API Response (Successful Responses)
Classification Models
{
"success": true,
"message": "Prediction succeeded",
"data": {
"prediction_result": "churn",
"prediction_probability_for_positive_class": 0.85,
"prediction_probability_for_negative_class": 0.15,
"probability_group": "high"
}
}
Regression Models
{
"success": true,
"message": "Prediction succeeded",
"data": {
"prediction_result": 42.5,
"prediction_probability": 42.5
}
}
Notes:
- All predictions are automatically saved to BigQuery for historical tracking.
- The API supports both classification and regression models.
- A positive class probability denotes the probability of the class the model is interested in happening i.e in the case of a churn model, it
would simply be Churn and negative class would be vice versa
prediction_probability_for_tertiary_class
will be additionally sent but only for the LTV C model since it is a multi-classification
model.
prediction_result
will change depending on the model i.e churn model will give a result of either churn or not-churn, a subscriber
model will give a result of subscriber or non-subscriber.
- Probability groups for classification models are categorized as follows:
- Low: ≤ 0.39
- Mid: 0.40 - 0.60
- High: > 0.60
- As mentioned in before,
probability_group
will be either “high“, 'mid“ or “low“ and depends on the positive class. This is automatically
classed for general evaulation according to preset conditions and is an estimation.
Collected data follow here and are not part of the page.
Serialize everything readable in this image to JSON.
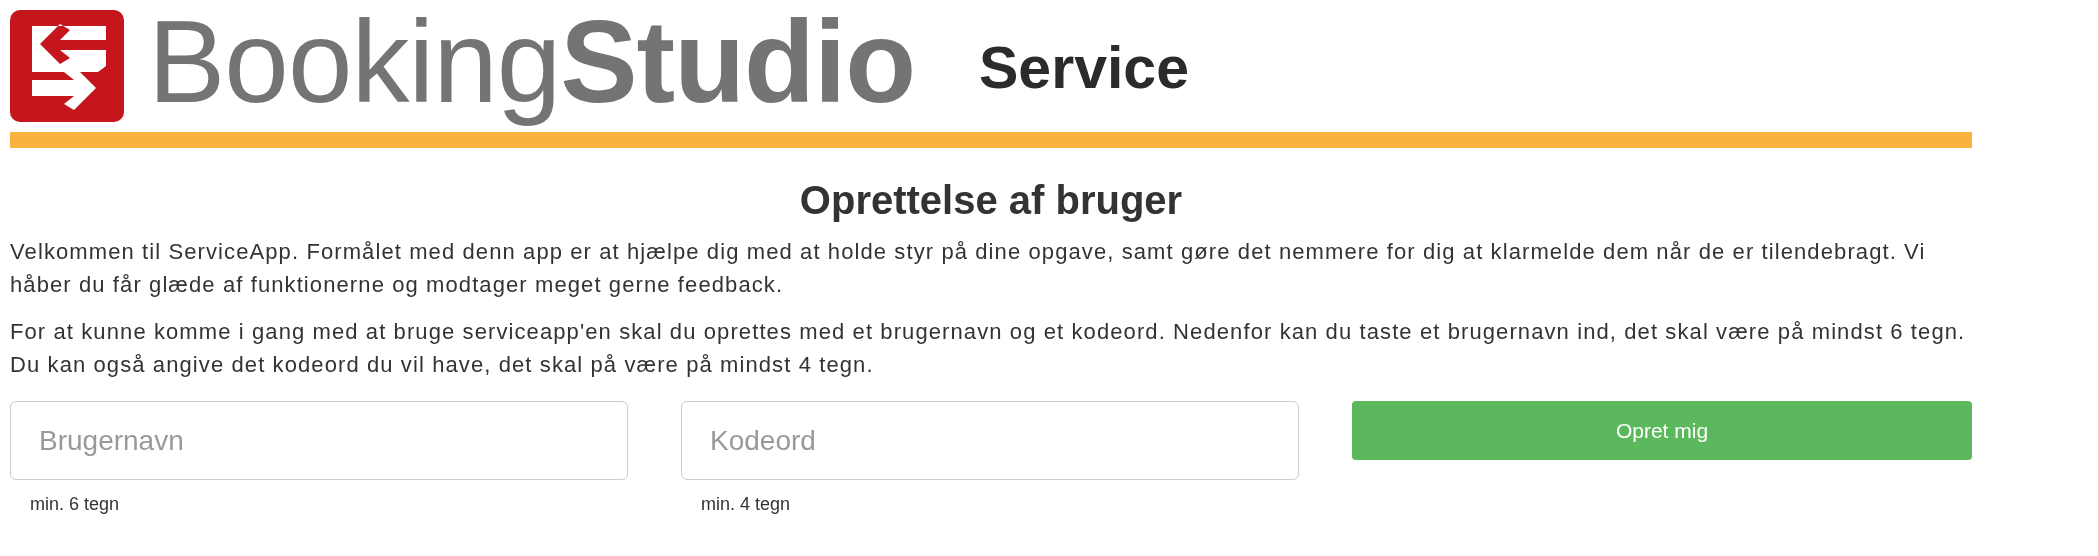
{
  "header": {
    "logo_text": "Booking**Studio**",
    "product": "Service"
  },
  "title": "Oprettelse af bruger",
  "paragraphs": [
    "Velkommen til ServiceApp. Formålet med denn app er at hjælpe dig med at holde styr på dine opgave, samt gøre det nemmere for dig at klarmelde dem når de er tilendebragt. Vi håber du får glæde af funktionerne og modtager meget gerne feedback.",
    "For at kunne komme i gang med at bruge serviceapp'en skal du oprettes med et brugernavn og et kodeord. Nedenfor kan du taste et brugernavn ind, det skal være på mindst 6 tegn. Du kan også angive det kodeord du vil have, det skal på være på mindst 4 tegn."
  ],
  "form": {
    "fields": [
      {
        "placeholder": "Brugernavn",
        "hint": "min. 6 tegn"
      },
      {
        "placeholder": "Kodeord",
        "hint": "min. 4 tegn"
      }
    ],
    "button": "Opret mig"
  }
}
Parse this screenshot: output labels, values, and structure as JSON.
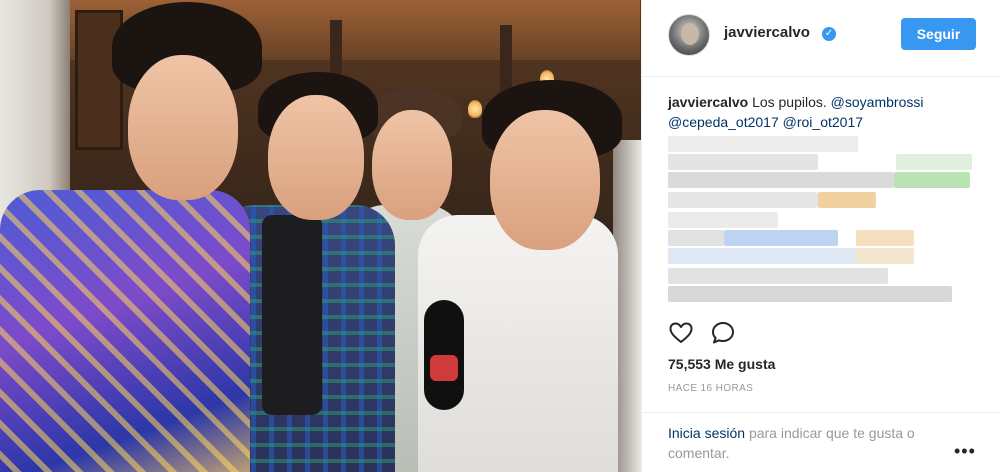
{
  "post": {
    "username": "javviercalvo",
    "follow_label": "Seguir",
    "verified_icon": "verified-badge-icon",
    "caption_user": "javviercalvo",
    "caption_text": "Los pupilos.",
    "mention_1": "@soyambrossi",
    "mention_2": "@cepeda_ot2017",
    "mention_3": "@roi_ot2017",
    "likes": "75,553 Me gusta",
    "time": "HACE 16 HORAS",
    "login_link": "Inicia sesión",
    "login_rest": "para indicar que te gusta o comentar.",
    "more_label": "•••"
  },
  "actions": {
    "like_icon": "heart-icon",
    "comment_icon": "comment-bubble-icon"
  },
  "colors": {
    "accent": "#3897f0",
    "link": "#003569",
    "muted": "#999999",
    "text": "#262626"
  }
}
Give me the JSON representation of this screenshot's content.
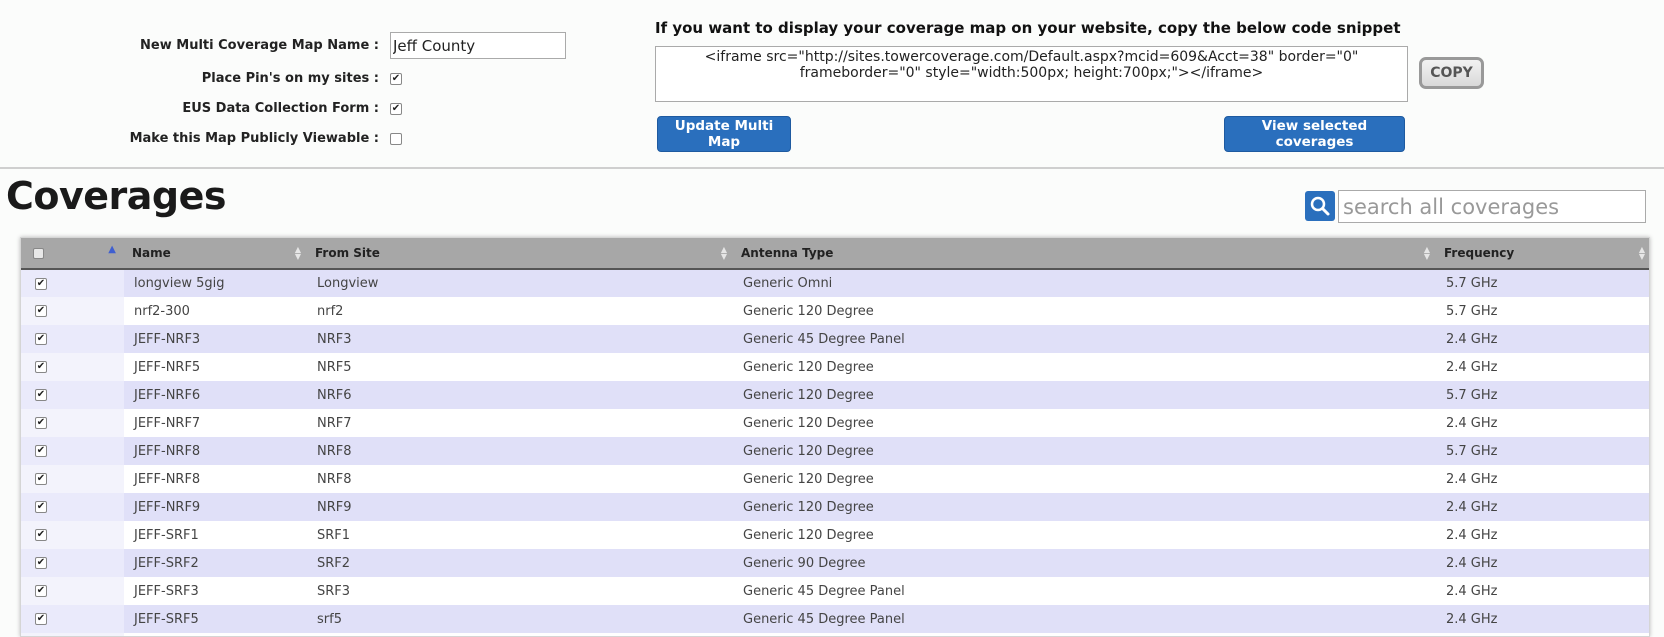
{
  "form": {
    "map_name_label": "New Multi Coverage Map Name :",
    "map_name_value": "Jeff County",
    "place_pins_label": "Place Pin's on my sites :",
    "place_pins_checked": "✔",
    "eus_label": "EUS Data Collection Form :",
    "eus_checked": "✔",
    "public_label": "Make this Map Publicly Viewable :",
    "public_checked": ""
  },
  "snippet": {
    "heading": "If you want to display your coverage map on your website, copy the below code snippet",
    "code": "<iframe src=\"http://sites.towercoverage.com/Default.aspx?mcid=609&Acct=38\"  border=\"0\" frameborder=\"0\" style=\"width:500px; height:700px;\"></iframe>",
    "copy_label": "COPY"
  },
  "buttons": {
    "update_label": "Update Multi Map",
    "view_label": "View selected coverages"
  },
  "coverages": {
    "title": "Coverages",
    "search_placeholder": "search all coverages",
    "columns": [
      "Name",
      "From Site",
      "Antenna Type",
      "Frequency"
    ],
    "check_mark": "✔",
    "rows": [
      {
        "name": "longview 5gig",
        "site": "Longview",
        "antenna": "Generic Omni",
        "freq": "5.7 GHz"
      },
      {
        "name": "nrf2-300",
        "site": "nrf2",
        "antenna": "Generic 120 Degree",
        "freq": "5.7 GHz"
      },
      {
        "name": "JEFF-NRF3",
        "site": "NRF3",
        "antenna": "Generic 45 Degree Panel",
        "freq": "2.4 GHz"
      },
      {
        "name": "JEFF-NRF5",
        "site": "NRF5",
        "antenna": "Generic 120 Degree",
        "freq": "2.4 GHz"
      },
      {
        "name": "JEFF-NRF6",
        "site": "NRF6",
        "antenna": "Generic 120 Degree",
        "freq": "5.7 GHz"
      },
      {
        "name": "JEFF-NRF7",
        "site": "NRF7",
        "antenna": "Generic 120 Degree",
        "freq": "2.4 GHz"
      },
      {
        "name": "JEFF-NRF8",
        "site": "NRF8",
        "antenna": "Generic 120 Degree",
        "freq": "5.7 GHz"
      },
      {
        "name": "JEFF-NRF8",
        "site": "NRF8",
        "antenna": "Generic 120 Degree",
        "freq": "2.4 GHz"
      },
      {
        "name": "JEFF-NRF9",
        "site": "NRF9",
        "antenna": "Generic 120 Degree",
        "freq": "2.4 GHz"
      },
      {
        "name": "JEFF-SRF1",
        "site": "SRF1",
        "antenna": "Generic 120 Degree",
        "freq": "2.4 GHz"
      },
      {
        "name": "JEFF-SRF2",
        "site": "SRF2",
        "antenna": "Generic 90 Degree",
        "freq": "2.4 GHz"
      },
      {
        "name": "JEFF-SRF3",
        "site": "SRF3",
        "antenna": "Generic 45 Degree Panel",
        "freq": "2.4 GHz"
      },
      {
        "name": "JEFF-SRF5",
        "site": "srf5",
        "antenna": "Generic 45 Degree Panel",
        "freq": "2.4 GHz"
      },
      {
        "name": "",
        "site": "",
        "antenna": "",
        "freq": ""
      }
    ]
  },
  "icons": {
    "search": "search-icon",
    "sort": "sort-icon"
  },
  "colors": {
    "accent": "#2a6fbd",
    "header_bg": "#a7a7a7",
    "row_alt": "#e0e0f8"
  }
}
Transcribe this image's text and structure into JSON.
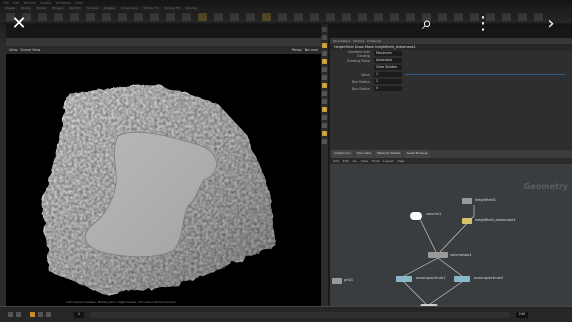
{
  "menubar": [
    "File",
    "Edit",
    "Render",
    "Assets",
    "Windows",
    "Help"
  ],
  "shelf": {
    "tabs": [
      "Create",
      "Modify",
      "Model",
      "Polygon",
      "Deform",
      "Texture",
      "Rigging",
      "Characters",
      "Terrain FX",
      "Simple FX",
      "Volume"
    ]
  },
  "viewport": {
    "pane_label": "Scene View",
    "tab_label": "View",
    "camera_menu": "Persp",
    "view_menu": "No cam",
    "footer_text": "Left mouse tumbles. Middle pans. Right dollies. Ctrl+Alt+Left box-zooms."
  },
  "params": {
    "node_title": "HeightField Draw Mask  heightfield_drawmask1",
    "tabs": [
      "Parameters",
      "Strokes",
      "Drawings"
    ],
    "rows": [
      {
        "label": "Combine with Existing",
        "value": "Maximum"
      },
      {
        "label": "Drawing Plane",
        "value": "Automatic"
      },
      {
        "label": "",
        "value": "Clear Strokes"
      },
      {
        "label": "Value",
        "value": "1"
      },
      {
        "label": "Blur Radius",
        "value": "1"
      },
      {
        "label": "Blur Radius",
        "value": "0"
      }
    ]
  },
  "network": {
    "tabs": [
      "/obj/terrain",
      "Tree View",
      "Material Palette",
      "Asset Browser"
    ],
    "menu": [
      "Add",
      "Edit",
      "Go",
      "View",
      "Tools",
      "Layout",
      "Help"
    ],
    "watermark": "Geometry",
    "nodes": [
      {
        "name": "heightfield1",
        "color": "#9a9a9a"
      },
      {
        "name": "volume1",
        "color": "#ffffff"
      },
      {
        "name": "heightfield_drawmask1",
        "color": "#d6c46a"
      },
      {
        "name": "volumevop1",
        "color": "#9a9a9a"
      },
      {
        "name": "oceanspectrum1",
        "color": "#8ab8c8"
      },
      {
        "name": "oceanspectrum2",
        "color": "#8ab8c8"
      },
      {
        "name": "grid1",
        "color": "#9a9a9a"
      }
    ]
  },
  "timeline": {
    "frame": "1",
    "start": "1",
    "end": "240"
  },
  "overlay": {
    "close_glyph": "✕",
    "lens_glyph": "⌕",
    "more_glyph": "⋮",
    "next_glyph": "›"
  }
}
In regressor models, prediction_result
is
calculated by checking the average ltv and serves a similar purpose.
- Individual users are limited to 20 predictions
API Response (Error Responses)
The API returns different error response formats depending on the error type.
No Data Available
{
"success": false,
"error_code": "NO_DATA",
"message": "No data available for user: user123",
"user_id": "user123"
}
Too Many Predictions
{
"success": false,
"error_code": "SEEN_TOO_MANY",
"message": "User has exceeded maximum prediction limit",
"user_id": "user123"
}
No Users Found
{
"success": false,
"error_code": "NO_USERS_FOUND",
"message": "No users found matching the criteria",
"user_id": "N.A (Bulk Pred)"
}
Common Mistakes:
- Often the curl requests are not constructed properly inside the game client and hence the requests fails.
- The --data-raw option specifies the data to be sent to the endpoint as a JSON object, it should be ensured that the JSON is properly
formatted and is valid.
- Booleans should be lowercase in JSON e.g true is valid but True is not valid.
- JSON should be sent in the body of a HTTP request and should not be nested inside another body key.
Scheduled Prediction
This option allows users to schedule predictions for a specific duration that will run daily automatically. Upon clicking the option, a modal can
be seen with the following fields:
- Prediction Name: A unique name for the scheduled prediction.
- Model Name:A selectable list of models that you have trained.
- Prediction Frequency: The time constraint for the prediction that you will perform. i.e First Session etc
- Start Date: When the scheduled prediction should start.
- Schedule Date: The duration for the scheduled prediction in days i.e how long it should last?
Lastly, after clicking done, the user will be redirected to the Predictions page and prediction will be created in the table with the status
Scheduled Prediction.
Visualization of Results
Appnava offers an elegant solution for visualizing your data. All prediction made through curl requests can be visualized using the
Prediction Results tab.
The table and chart shows an accumulation of daily predictions. Depending on the models i.e Churn, LTV etc the columns will vary. The real
results are calculated depending on the model as well and can be compared to the predicted results to evalute the accuracy of the model.